Major Japanese insurer
Tokio Marine Holdings is now sourcing around half of its net profits from overseas markets after several years of intensified foreign expansion efforts, as Japanese population decline weakens the country’s insurance sector.
The composite insurance company earned ¥273.8 billion (US$2.5 billion) for the year ended March 31, 2017. Around 50% of that came from its overseas operations, which Tokio Marine grew over the past decade. Beginning 2008, it acquired UK-based insurer Kiln and US-based firms Philadelphia Consolidated Holding, Delphi Financial Group, and HCC Insurance Holdings.
These overseas acquisitions have opened new opportunities for the group, said Tokio Marine president Tsuyoshi Nagano.

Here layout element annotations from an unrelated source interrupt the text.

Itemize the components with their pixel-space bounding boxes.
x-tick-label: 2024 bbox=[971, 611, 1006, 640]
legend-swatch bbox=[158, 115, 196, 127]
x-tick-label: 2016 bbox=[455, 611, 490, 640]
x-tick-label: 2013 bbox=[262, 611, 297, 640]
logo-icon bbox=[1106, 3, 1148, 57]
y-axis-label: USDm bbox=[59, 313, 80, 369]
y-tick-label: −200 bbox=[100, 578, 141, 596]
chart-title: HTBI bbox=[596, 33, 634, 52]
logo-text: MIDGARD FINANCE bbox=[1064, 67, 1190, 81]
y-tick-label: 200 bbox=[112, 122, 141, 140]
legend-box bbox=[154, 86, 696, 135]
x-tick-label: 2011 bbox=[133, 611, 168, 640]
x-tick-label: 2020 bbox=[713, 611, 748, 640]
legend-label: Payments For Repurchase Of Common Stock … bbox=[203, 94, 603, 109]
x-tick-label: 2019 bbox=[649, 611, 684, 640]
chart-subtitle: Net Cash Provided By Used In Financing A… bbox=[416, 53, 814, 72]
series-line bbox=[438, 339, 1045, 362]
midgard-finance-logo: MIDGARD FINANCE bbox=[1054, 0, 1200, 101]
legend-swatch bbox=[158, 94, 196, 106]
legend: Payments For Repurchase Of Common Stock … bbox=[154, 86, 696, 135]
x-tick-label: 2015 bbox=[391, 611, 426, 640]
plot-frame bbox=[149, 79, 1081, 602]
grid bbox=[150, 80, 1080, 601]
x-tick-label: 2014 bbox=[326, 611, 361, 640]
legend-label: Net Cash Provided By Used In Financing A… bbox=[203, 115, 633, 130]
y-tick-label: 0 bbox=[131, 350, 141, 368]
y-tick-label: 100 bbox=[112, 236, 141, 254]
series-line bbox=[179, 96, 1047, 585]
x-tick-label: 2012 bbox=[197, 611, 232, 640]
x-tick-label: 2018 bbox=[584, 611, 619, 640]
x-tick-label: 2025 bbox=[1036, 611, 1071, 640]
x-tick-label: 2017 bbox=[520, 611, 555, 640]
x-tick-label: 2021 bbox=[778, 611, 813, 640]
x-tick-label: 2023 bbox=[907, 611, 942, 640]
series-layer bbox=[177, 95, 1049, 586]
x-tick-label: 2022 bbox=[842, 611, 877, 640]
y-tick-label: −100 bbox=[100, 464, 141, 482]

“It would be impossible for a Japanese company to propose insurance against risks involved in foreign mergers and acquisitions, or for possible damage claims against corporate directors overseas,” he told Nikkei. “But HCC provides these policies and more.”
Nagano added that Tokio Marine picks its partners by looking at their business plans for the coming decade, as well as “careful analysis of future prospects and other factors.”
Other insurers in Japan are looking to follow Tokio Marine’s lead. MS&AD Insurance Group Holdings announced last week that it would pay US$396 million for a stake of approximately 6.3% in Challenger, a leading provider of individual annuity insurance. MS&AD derived 16% of its earnings in fiscal year 2016 from abroad, and it is aiming to increase it to half in the next few years.
In March,
Sompo Holdings acquired American insurer Endurance Specialty Holdings for about US$6.3 billion. It created a holding company with managers that specialise in overseas expansion to guide the growth of its operations outside Japan.
As their home market shrinks due to population decline, insurers look towards emerging markets, with mostly young and growing populations.
“We're looking at markets such as Indonesia, Thailand, Malaysia, the Philippines and India – India in particular,” Nagano said.